EU-FluggastrechteWas gilt bei einer Flugverspätung wegen Schnee und Eis?

Schnee und Eis sorgen zurzeit vielerorts für Flugausfälle oder Verspätungen. Welche Rechte Passagiere haben, die wegen Winterwetters nicht abheben können.
Aufgrund von Schnee und Eis können unter anderem am Hauptstadtflughafen BER in Schönefeld derzeit keine Maschinen starten oder landen. Fällt ein Flug wegen Winterwetters ganz aus oder startet sehr verspätet, können sich Airlines häufig auf außergewöhnliche Umstände berufen. Das bedeutet laut der EU-Fluggastrechte-Verordnung: Passagiere bekommen keine Entschädigungszahlung.
Ersatz, aber keine Entschädigung
Zwar muss eine alternative Beförderung angeboten werden, heißt es auf der Webseite des Europäischen Verbraucherzentrums (EVZ). Und wer auf die Reise verzichten möchte, kann das Ticket gegen Erstattung zurückgeben.
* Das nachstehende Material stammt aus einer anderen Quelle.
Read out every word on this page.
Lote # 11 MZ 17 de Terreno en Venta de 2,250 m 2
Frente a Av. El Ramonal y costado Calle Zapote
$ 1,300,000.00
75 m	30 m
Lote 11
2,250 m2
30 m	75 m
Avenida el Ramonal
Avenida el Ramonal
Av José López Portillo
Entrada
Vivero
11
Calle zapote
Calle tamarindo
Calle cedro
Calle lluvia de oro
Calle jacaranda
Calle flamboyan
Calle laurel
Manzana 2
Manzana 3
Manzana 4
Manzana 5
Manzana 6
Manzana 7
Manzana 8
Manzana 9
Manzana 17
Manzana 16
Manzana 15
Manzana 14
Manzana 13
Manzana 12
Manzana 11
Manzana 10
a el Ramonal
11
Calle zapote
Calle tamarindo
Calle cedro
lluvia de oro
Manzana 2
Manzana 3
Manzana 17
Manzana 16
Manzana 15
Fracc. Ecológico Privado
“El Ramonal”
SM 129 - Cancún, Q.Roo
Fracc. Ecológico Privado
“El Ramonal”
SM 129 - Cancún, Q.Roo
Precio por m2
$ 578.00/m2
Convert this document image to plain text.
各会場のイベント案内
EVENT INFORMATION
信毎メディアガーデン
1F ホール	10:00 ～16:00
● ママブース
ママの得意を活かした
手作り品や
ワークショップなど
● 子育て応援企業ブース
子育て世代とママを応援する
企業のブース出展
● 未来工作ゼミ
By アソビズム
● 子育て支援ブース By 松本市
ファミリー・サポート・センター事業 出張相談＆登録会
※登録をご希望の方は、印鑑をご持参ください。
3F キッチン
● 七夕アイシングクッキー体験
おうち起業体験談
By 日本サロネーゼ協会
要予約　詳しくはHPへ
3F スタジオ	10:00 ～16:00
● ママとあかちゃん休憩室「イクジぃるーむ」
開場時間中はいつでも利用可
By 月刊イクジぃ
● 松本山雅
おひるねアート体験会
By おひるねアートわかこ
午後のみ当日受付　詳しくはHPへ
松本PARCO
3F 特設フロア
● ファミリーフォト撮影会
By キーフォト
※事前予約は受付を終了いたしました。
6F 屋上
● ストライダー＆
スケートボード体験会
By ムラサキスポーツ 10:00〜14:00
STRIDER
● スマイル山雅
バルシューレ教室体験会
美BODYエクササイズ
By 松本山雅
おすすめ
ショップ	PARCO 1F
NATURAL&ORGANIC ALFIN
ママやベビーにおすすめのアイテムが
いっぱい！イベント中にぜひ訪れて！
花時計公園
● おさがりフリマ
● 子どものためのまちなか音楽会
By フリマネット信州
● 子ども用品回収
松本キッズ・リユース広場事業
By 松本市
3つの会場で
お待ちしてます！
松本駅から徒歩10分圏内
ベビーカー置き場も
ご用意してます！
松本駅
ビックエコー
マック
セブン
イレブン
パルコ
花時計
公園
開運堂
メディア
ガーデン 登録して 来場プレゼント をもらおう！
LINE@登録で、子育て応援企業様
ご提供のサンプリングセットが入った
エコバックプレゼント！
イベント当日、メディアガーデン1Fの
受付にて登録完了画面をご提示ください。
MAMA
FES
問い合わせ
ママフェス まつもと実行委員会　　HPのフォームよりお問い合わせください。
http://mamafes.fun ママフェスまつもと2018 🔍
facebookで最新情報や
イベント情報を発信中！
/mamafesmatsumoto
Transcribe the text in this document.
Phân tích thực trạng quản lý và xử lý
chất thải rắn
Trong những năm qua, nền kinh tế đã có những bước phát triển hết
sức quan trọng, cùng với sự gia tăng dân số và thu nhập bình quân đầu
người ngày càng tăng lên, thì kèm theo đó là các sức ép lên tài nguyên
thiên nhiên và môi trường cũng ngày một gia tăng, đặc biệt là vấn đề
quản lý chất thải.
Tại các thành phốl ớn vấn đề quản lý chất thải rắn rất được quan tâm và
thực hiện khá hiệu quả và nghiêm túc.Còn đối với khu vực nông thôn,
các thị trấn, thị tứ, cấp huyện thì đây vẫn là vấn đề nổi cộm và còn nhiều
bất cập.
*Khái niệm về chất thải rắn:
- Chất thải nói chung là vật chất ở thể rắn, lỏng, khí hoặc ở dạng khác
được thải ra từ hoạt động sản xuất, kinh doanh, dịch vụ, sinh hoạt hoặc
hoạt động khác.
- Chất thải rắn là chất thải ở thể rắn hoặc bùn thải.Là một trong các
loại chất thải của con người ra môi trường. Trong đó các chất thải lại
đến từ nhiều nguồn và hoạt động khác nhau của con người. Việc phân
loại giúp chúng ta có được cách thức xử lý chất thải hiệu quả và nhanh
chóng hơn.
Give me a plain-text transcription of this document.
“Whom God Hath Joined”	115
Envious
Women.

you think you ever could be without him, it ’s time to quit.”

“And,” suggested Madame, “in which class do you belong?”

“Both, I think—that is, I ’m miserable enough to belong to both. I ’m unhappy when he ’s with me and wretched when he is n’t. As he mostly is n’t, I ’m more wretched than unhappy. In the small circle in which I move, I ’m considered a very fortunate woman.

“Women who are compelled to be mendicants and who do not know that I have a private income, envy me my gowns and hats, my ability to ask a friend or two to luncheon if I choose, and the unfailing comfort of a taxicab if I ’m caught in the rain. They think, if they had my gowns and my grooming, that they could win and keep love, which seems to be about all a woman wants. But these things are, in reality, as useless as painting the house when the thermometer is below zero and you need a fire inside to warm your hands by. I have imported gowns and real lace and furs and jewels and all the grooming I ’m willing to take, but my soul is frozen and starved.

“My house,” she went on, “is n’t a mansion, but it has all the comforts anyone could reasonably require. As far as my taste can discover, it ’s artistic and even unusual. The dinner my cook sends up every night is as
Ab einer Verspätung von drei Stunden können Passagiere grundsätzlich eine pauschale Entschädigung beantragen, sofern die Fluggesellschaft die Wartezeit verschuldet hat. Für Flüge bis 1500 Kilometer gilt ein Anspruch in Höhe von 250 Euro, für Flüge bis 3500 Kilometer bekommen Passagiere 400 Euro und für Langstreckenflüge mit mehr als 3500 Kilometern 600 Euro. Bei "außergewöhnlichen Umständen" wie Naturkatastrophen gilt das aber nicht. Voraussetzung ist, dass eine Airline alle zumutbaren Maßnahmen ergreift, um Verspätungen zu vermeiden.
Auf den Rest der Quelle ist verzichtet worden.